Dari perjalanan ke banyak tempat, kadang saya membeli sajadah untuk oleh-oleh atau keperluan sholat. Saya punya sajadah yang dibeli di sebuah sudut pertokoan di Madinah, ketika saya menjalankan ibadah di sana. Ceritanya, bersama rombongan kami jalan-jalan di seputar tempat menginap. Ketika saya melihat sehelai sajadah yang menarik , seorang sahabat keluarga kami bersikukuh untuk membayar sajadah itu. Sebagai hadiah dan tanda mata, biar lebih rajin sholat, katanya. Saya senang, sekaligus terharu atas perhatiannya. Iya, sholat saya memang masih suka bolong-bolong…hiiikss….

Sajadah itu selalu saya pakai di rumah dan kadang-kadang dibawa juga di dalam perjalanan-perjalanan saya. Bergantian dengan sajadah biru yang tipis dan mudah diselipkan di sudut koper. Setiap kali sholat, sambil merenung, saya ingat perjalanan batin yang saya alami selama berada di Medinah dan sesudahnya.

Ketika sahabat tersebut meninggal dunia, sajadah itu mengingatkan saya akan beliau dan kenangan yang indah bersamanya. Itu memang hanya tanda mata sederhana, tetapi sangat bermakna ketika saya butuh tempat untuk menyendiri dan berdoa kepada Sang Pemilik Kehidupan.



Belakangan, saya juga punya sajadah berwarna hijau yang khusus saya beli untuk sholat di kantor. Semula hanya saya dan teman-teman dekat saja yang memakainya. Namun ketika kami pindah gedung kantor, sajadah itu saya bentangkan bersama dengan sajadah lainnya. Dan sekarang sepanjang siang hingga magrib, sajadah itu dipergunakan oleh seluruh karyawan yang sholat di mushola kecil di kantor kami . Itulah…sajadah yang mengilhami banyak renungan sepanjang hari-hari saya…

Oya…dari koleksi sajadah yang beraneka itu, saya juga punya satu sajadah lagi. Oleh-oleh dari sahabat saya ketika dia bertugas ke Pakistan. Sajadah berwarna coklat ini terbuat dari tenunan yang halus dan empuk. Membuat saya nyaman ketika sholat atau berdoa di atasnya. Kadang, ketika menunggu waktu antara sholat Isya dan sholat tengah malam , saya tertidur di atasnya.

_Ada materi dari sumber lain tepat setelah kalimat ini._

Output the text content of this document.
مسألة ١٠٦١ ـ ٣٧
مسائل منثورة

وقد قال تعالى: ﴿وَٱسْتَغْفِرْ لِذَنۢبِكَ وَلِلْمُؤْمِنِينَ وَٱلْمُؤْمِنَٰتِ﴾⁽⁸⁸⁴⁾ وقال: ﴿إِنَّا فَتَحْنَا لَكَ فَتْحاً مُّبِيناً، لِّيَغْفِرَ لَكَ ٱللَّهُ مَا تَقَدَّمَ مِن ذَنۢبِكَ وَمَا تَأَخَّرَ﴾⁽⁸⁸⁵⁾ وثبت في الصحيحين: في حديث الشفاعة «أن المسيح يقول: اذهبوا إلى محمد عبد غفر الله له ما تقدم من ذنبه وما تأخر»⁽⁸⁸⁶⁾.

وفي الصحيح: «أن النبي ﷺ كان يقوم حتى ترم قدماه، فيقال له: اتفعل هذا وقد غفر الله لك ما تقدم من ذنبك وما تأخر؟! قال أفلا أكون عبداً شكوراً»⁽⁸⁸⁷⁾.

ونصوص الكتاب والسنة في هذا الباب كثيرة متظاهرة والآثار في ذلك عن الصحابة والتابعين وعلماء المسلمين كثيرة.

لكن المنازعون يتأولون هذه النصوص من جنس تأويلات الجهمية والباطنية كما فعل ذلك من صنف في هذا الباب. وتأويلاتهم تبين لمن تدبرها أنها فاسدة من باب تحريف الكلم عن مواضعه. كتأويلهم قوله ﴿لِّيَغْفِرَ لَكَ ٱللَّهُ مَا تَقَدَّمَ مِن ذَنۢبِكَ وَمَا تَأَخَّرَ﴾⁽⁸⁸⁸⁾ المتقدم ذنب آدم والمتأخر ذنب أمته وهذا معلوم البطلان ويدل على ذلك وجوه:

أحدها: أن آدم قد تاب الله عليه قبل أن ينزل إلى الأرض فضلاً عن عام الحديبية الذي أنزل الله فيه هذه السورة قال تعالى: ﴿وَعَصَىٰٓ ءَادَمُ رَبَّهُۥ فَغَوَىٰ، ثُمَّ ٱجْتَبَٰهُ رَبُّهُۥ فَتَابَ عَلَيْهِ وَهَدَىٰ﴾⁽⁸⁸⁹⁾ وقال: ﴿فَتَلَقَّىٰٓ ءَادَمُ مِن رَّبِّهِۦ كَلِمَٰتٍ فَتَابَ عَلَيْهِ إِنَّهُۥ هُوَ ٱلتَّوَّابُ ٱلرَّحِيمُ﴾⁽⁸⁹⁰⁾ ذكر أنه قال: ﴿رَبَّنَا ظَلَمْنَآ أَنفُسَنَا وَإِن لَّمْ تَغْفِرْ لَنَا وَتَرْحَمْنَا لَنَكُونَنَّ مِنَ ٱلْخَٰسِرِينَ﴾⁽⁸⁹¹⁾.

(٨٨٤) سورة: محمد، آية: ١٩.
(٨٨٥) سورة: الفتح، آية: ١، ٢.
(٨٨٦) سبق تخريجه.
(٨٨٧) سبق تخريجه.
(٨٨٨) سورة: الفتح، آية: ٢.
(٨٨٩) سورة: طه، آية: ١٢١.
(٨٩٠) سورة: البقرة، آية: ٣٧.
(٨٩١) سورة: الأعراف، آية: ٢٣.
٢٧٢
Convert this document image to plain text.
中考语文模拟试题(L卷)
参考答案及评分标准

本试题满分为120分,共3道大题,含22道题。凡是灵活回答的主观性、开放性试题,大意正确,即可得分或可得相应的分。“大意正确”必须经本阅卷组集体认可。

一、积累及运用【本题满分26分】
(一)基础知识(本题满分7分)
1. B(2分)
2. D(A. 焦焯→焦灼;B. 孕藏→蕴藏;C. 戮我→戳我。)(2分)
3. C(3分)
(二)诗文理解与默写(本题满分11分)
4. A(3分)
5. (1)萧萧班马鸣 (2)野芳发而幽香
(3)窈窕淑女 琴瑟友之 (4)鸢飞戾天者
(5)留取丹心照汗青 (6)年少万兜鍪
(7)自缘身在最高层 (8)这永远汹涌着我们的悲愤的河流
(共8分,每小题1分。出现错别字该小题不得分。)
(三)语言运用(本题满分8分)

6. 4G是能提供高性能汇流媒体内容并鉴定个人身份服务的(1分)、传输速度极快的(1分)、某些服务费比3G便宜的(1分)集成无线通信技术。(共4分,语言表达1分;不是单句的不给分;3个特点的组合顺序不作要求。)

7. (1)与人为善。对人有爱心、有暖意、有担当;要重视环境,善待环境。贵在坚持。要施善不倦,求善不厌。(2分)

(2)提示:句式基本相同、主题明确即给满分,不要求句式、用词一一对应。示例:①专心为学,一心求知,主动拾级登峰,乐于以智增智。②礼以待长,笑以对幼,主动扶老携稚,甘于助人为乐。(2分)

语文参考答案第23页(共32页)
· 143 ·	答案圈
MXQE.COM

Pernah juga, saat subuh saya sholat di teras terbuka di dak atas rumah saya. Sehabis sholat saya sering tidur berbaring beralas sajadah sambil menatap langit, dan melihat matahari naik perlahan memecah fajar. Itu adalah pengalaman batin luar biasa yang sering saya alami. Dalam keheningan waktu…banyak renungan mengalir. Dan tak jarang ucap Syukur pun melirih pelan dari bibir saya…melambung ke langit tinggi….




Cerita sebuah sajadah bisa jadi cerita panjang tentang perjalanan batin. Memang. Hanya kita dan sajadah yang tahu, apa yang terjadi dalam detik dan menit saat kita bersujud memohon sesuatu kepada Sang Maha Pemilik Kehidupan. Ketika di dalam sunyinya malam, di dalam heningnya kegelapan, kita meminta…dengan derai airmata…dan bulir-bulir air bening penyesalan serta Syukur membasahi permadani sajadah yang hanya bisa diam membisu.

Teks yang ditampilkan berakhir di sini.